When that happened, Kim and I discussed what to do about the general seating area of the living room, which we use almost every day. We decided that we would buy a cheap rug to put down temporarily, one that we wouldn’t be bothered by staining yet again if that happened. Kim found a $300 one of the appropriate size and put it down along with some peepee pads a the western end. Betty will regularly walk right over to that end of the rug and squat down to pee on the pads, right before our eyes. At her age, we figure trying to teach this old dog new tricks is unreasonable. For some reason, Betty seems to have caught onto the game and gradually, Kim has had to place more and more peepee pads over more than half of the rug on the western end.

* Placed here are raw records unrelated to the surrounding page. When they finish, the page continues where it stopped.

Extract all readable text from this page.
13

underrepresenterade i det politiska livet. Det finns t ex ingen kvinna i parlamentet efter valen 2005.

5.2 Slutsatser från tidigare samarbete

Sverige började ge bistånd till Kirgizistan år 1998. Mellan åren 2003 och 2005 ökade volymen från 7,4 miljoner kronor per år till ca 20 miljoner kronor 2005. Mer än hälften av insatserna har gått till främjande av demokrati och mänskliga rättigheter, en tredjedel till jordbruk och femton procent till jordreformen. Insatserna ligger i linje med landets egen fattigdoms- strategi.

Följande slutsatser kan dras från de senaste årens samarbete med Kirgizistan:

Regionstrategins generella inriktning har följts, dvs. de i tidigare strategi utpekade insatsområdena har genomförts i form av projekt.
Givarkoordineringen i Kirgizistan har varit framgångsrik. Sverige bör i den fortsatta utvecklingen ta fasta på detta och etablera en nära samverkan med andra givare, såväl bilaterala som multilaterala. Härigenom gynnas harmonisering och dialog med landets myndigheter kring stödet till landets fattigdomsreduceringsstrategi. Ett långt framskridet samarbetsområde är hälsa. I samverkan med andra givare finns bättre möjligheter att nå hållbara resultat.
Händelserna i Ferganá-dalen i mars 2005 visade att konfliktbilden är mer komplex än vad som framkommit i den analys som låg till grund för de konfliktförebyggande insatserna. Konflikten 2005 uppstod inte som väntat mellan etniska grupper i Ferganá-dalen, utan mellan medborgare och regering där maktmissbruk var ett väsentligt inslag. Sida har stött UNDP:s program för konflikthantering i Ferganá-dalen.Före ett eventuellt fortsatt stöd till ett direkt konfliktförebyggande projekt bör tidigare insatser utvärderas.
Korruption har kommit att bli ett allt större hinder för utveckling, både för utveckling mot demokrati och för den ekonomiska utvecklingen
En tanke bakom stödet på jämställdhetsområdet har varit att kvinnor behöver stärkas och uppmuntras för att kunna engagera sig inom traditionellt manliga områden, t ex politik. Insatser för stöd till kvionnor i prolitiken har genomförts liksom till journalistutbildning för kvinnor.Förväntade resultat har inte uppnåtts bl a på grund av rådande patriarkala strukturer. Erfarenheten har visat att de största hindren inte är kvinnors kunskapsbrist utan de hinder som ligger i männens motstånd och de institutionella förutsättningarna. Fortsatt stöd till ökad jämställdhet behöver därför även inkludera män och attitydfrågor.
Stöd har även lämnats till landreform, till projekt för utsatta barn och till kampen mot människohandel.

When we went to Egypt a few months ago, we decided to buy a new rug for the living room, one made of lovely Egyptian Cotton. When it arrived we had nowhere to lay it flat to get the kinks out of it, so I suggested putting it underneath our cheap rug since that seemed unlikely to get any damage. And then our cleaning girls told us that Betty was peeing so much on that side that it was soaking through the pads, through the cheap rug and onto the new rug. We had it cleaned and rolled up and put in the garage with out original damaged rug. No permanent harm was done to the new rug, but we also decided not to risk it any further. At one point, she did so much damage to the cheap rug that Kim rolled that one up too and put that in the garage as well. She bought a replica new cheap rug and down it went, only this time with even more peepee pads on it. I think it si fair to say that the rug is now 90% covered with pads, which makes you wonder what exactly the point of all of this is.
I have said to Kim that we should just take up the living room rug altogether and let her pee on the luxury vinyl flooring since it is relatively easy to clean up. Kim is afraid that Betty will just find another, less convenient place to pee and do even more floor covering damage. We are now at a bit of a loss as to what to do. We make good use of all of our house so its not like the living room is an unused room for us. It is a pain in the neck to have peepee pads all across the living and dining room floors. But Betty doesn’t seem to mind one bit, and furthermore, Betty isn’t showing any signs of slowing down or coming to the end of her road.
We don’t really like to think of it this way, but we got Betty so that we could give her a loving home for her final years and she certainly seems to be enjoying those much more than she had been. That should be a good thing, but this peepee pad issue makes us feel like we are referencing and making decisions on what to do based on our waiting for Miss Betty to cross the rainbow bridge. When she does, we will miss Miss Betty, but we will not miss the peepee pads.